Altman : C’est pourquoi je dis que ma réponse à Patrick Collison a changé.
Thompson : C’était il y a trois ans.
Altman : Oui. À l’époque, je pensais qu’en alignant bien nos modèles et en empêchant leur mauvaise utilisation, on serait à peu près en sécurité. C’était mon principal souci : éviter que l’IA ne décide de faire du mal ou qu’elle ne soit utilisée pour faire du mal. Si on évitait ces deux risques, le reste — économie, sens de la vie — on pourrait y réfléchir plus tard, et probablement s’en sortir.
Mais avec le temps, en apprenant davantage, je vois maintenant un tout autre ensemble de problèmes. Récemment, nous avons commencé à parler de « résilience de l’IA » plutôt que de « sécurité de l’IA ».

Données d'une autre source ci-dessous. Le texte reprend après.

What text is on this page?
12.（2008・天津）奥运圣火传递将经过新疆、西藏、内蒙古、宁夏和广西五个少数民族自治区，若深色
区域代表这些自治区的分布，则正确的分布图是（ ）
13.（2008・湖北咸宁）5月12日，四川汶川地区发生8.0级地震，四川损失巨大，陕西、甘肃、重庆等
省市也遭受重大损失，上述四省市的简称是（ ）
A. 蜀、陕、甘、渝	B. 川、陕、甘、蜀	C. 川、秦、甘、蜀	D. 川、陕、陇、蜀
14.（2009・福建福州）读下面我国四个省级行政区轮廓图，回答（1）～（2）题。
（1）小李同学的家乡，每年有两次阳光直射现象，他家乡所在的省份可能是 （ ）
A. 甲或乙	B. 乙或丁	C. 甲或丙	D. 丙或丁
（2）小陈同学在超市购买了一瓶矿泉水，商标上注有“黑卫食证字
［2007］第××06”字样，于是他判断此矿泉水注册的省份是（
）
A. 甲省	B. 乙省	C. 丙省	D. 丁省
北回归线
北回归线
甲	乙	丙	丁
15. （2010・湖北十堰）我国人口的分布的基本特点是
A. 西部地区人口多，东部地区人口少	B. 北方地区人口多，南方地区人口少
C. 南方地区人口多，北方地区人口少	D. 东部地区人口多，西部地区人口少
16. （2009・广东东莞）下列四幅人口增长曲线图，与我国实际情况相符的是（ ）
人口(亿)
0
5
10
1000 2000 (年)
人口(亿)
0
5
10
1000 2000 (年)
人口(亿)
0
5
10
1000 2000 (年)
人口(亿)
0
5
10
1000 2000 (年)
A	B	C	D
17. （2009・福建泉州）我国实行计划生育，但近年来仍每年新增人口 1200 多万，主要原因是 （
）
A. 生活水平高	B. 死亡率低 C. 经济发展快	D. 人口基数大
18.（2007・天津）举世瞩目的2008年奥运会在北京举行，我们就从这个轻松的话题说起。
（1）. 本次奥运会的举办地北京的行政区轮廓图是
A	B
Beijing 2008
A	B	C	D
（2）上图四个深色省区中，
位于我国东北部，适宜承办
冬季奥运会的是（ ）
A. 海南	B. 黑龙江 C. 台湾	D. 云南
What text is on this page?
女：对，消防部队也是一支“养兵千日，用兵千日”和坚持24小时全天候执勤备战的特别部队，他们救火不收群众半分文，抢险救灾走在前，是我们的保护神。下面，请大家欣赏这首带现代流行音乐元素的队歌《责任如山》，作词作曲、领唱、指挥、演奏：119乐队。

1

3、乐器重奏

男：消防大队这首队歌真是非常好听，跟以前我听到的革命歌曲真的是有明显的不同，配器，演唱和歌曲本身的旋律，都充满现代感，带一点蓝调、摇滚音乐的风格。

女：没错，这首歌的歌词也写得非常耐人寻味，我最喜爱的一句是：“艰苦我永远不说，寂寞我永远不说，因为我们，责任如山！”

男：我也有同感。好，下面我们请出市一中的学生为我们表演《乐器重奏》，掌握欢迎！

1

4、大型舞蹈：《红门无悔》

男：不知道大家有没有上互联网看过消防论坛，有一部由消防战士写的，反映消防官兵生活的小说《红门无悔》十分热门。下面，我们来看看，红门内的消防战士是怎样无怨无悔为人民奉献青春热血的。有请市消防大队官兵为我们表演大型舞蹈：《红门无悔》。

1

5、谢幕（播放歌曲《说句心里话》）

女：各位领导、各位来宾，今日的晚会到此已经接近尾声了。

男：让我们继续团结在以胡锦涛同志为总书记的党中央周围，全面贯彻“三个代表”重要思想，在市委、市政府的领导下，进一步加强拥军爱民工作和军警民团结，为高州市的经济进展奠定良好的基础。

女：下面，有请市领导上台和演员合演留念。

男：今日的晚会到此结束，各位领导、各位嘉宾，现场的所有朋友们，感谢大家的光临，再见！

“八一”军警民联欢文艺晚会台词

Les mesures évidentes, comme que les laboratoires de pointe alignent leurs modèles et empêchent la fabrication d’armes biologiques, ne suffisent plus. Parce que des modèles open source très performants apparaissent. Si on ne veut pas de nouvelles pandémies mondiales, il faut mettre en place plusieurs couches de défense.

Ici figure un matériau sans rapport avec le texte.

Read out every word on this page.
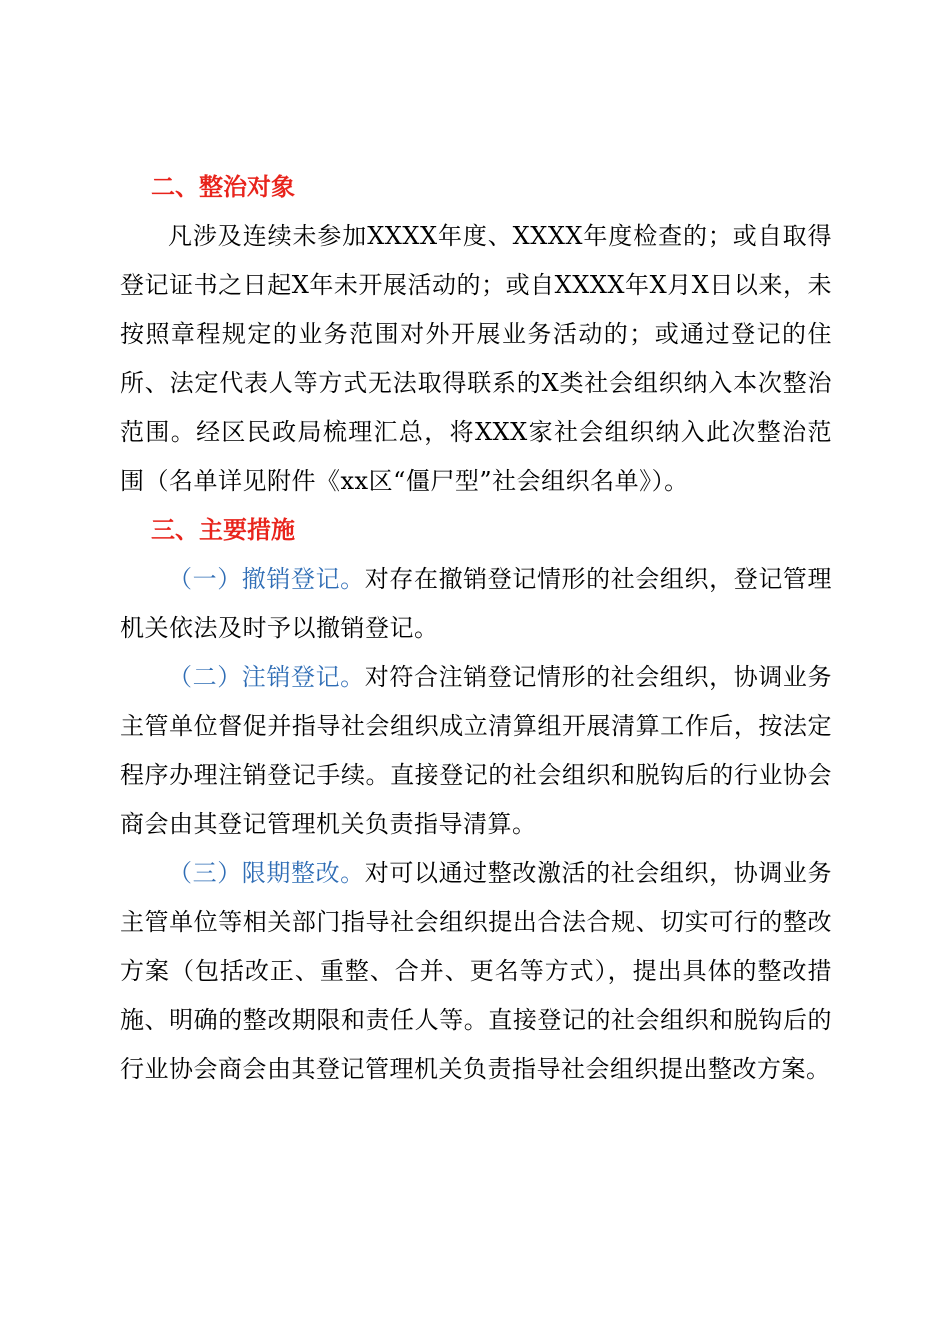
二、整治对象

凡涉及连续未参加XXXX年度、XXXX年度检查的；或自取得登记证书之日起X年未开展活动的；或自XXXX年X月X日以来，未按照章程规定的业务范围对外开展业务活动的；或通过登记的住所、法定代表人等方式无法取得联系的X类社会组织纳入本次整治范围。经区民政局梳理汇总，将XXX家社会组织纳入此次整治范围（名单详见附件《xx区“僵尸型”社会组织名单》）。

三、主要措施

（一）撤销登记。对存在撤销登记情形的社会组织，登记管理机关依法及时予以撤销登记。

（二）注销登记。对符合注销登记情形的社会组织，协调业务主管单位督促并指导社会组织成立清算组开展清算工作后，按法定程序办理注销登记手续。直接登记的社会组织和脱钩后的行业协会商会由其登记管理机关负责指导清算。

（三）限期整改。对可以通过整改激活的社会组织，协调业务主管单位等相关部门指导社会组织提出合法合规、切实可行的整改方案（包括改正、重整、合并、更名等方式），提出具体的整改措施、明确的整改期限和责任人等。直接登记的社会组织和脱钩后的行业协会商会由其登记管理机关负责指导社会组织提出整改方案。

Thompson : Attends, là je vais faire une pause, c’est important. Tu veux dire que même si tu dis à ton modèle de ne pas aider à fabriquer des armes biologiques, il ne le fera pas, et que cette règle est moins importante que tu ne le pensais, parce qu’il y aura des modèles open source très puissants qui le feront à ta place ?
Altman : C’est un exemple parmi d’autres, pour montrer que la société doit répondre à ces nouvelles menaces à l’échelle collective. On a maintenant un nouvel outil pour gérer ces risques, mais la situation est très différente de ce qu’on imaginait. Aligner les modèles et construire des systèmes de sécurité solides, c’est essentiel, mais l’IA va finir par s’immiscer partout dans la société. Comme face à toute nouvelle technologie, il faut anticiper de nouveaux risques.
Thompson : Ça devient plus difficile, alors.
Altman : Plus difficile, mais aussi plus facile. Sur certains aspects, c’est plus dur. Mais on dispose aussi d’outils incroyables pour créer des défenses inédites.
Un exemple : la cybersécurité. Les modèles deviennent très bons pour « pénétrer » des systèmes informatiques. Heureusement, ceux qui ont les modèles les plus puissants sont très vigilants face à l’utilisation de l’IA pour attaquer des systèmes. Donc, on se trouve dans une fenêtre où peu de modèles puissants sont disponibles, et tout le monde essaie de les utiliser pour renforcer la sécurité. Sans ça, des capacités de hacking pourraient rapidement apparaître dans des modèles open source ou tomber entre de mauvaises mains, causant de gros problèmes.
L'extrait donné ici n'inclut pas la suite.